It is not a mistake. One literal 3 is not distinguishable from another literal 3. If you change it in one place but forget about another - that can lead to the inconsistent behaviour. Configuration variables are much less error prone
Configuration variables make the code ever-so-slightly longer, and introduces additional failure points (what if the config file is missing or corrupted?) and considerations for cases that will never arise with hard-coded values (should we check that the limit is always positive? what if it is 10000 months, should we do something?).
Yes, in many cases they are an improvement, but not always. Every "best practice" must be judged individually with the question "does it apply here?".
Years ago I was working with some very small piece of a web-crawling framework, and I had to do something special for www.naver.com, Korea's biggest portal. Because the string "www.naver.com" appeared multiple times in the same function, we put that into a string constant at the beginning: something like
static const string kNaverUrl = "www.naver.com";
Because having "magic constant" sprinkled in the code is bad!
...it was only much later that I realized the stupidity. As if Naver, Korea's #1 portal, will change its domain name at a whim! Even in the unlikely case that happens (say, they get acquired), so many other things will also change that my code will be surely unusable after that.
kNaverUrl was an unnecessary detour that only served to make the code longer and (slightly) less obvious, guarding against a theoretical possibility that will never come true.
Code Review has this nasty tendency of accumulating "best practices" beyond breaking point, because nobody objects to best practices. Once in a while, these practices turn out not to be that best.
I don't know how does your editor work, but my Vim diligently helps me with
identifier completion, so kNaverUrl wins every time with "www.naver.com", even
if it doesn't make the code more flexible.
It also defends against typos, as serge2k pointed.
It's also easier to refactor code without magic constants, as you have compile time bugs mispelling kNaverUrl instead of runtime bugs because "ww.naver.com" in one of 10 places.
You have a point, but on the other hand, it is much easier to write (kNaverUrl + "index.html") than to write "www.naver.comindex.html". So it just opens door for a different kind of bugs.
> I had to do something special for www.naver.com, Korea's biggest portal. Because the string > "www.naver.com" appeared multiple times in the same function, we put that into a string
> constant at the beginning: something like
> static const string kNaverUrl = "www.naver.com";
> Because having "magic constant" sprinkled in the code is bad!
You have changed your magic string into a magic constant. It's a step towards better code, but the next step is to give the thing a proper name. In this case, something like DoSomethingSpecialUrl. Now you have a bit of self-documenting code.
> As if Naver, Korea's #1 portal, will change its domain name at a whim
Maybe they won't change their domain name, but what if you end up needing to move from http to https? Or what if you want to crawl their staging server at staging.naver.com? Or if you wanted to bypass the DNS?
Avoiding the magic constant achieves more than just guarding against name changes. It also guards against typos, you reduce n potential failure points to 1.

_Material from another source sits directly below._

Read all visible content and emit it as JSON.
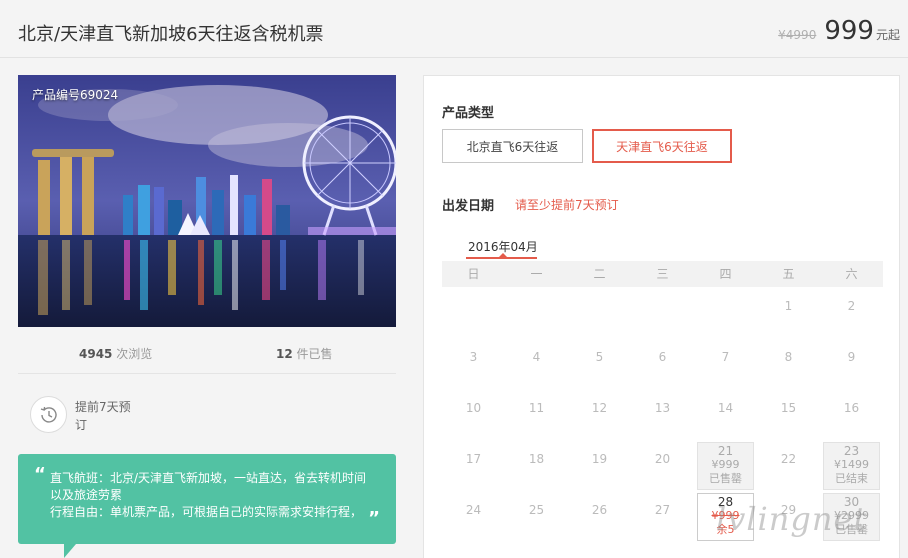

It was a hard-coded value before. The OP just wanted to leave it as a hard-coded value. The world would have been just as hard-coded before his change as after, and it would have been improved as little by the change. The policies in place seem to set the perfect against the good.
My take on this is modifying the hard coded constant was not a functional change to the code base. Making it configurable was a functional change. One shouldn't make functional changes to old battle tested code unless you have to. If you do that it's just risk.
Configuration variables are, in my experience, considerably more error prone. If something is in a configuration file, some day, somebody is going to want to configure it, not knowing how it works, what the valid values are, or what it even does. Moving something to a configuration variable means you have to do all the work to sanitize that input and defend against invalid values.
Hearing "Oh, make setting XYZ configurable" or "Stick a flag to turn FooBar'ing on or off" also fills me with worry, as all too often it has been the harbinger of terrible feature creep and piling on of technical debt.
Nobody set it needs to be a magic number. A descriptive constant name will address that. However, a setting in a config file invites tampering, which in turn means more complicated tests to account for that. It might make sense if frequent changes are anticipated.
However, not every hard coded constant should or needs to be in a config file.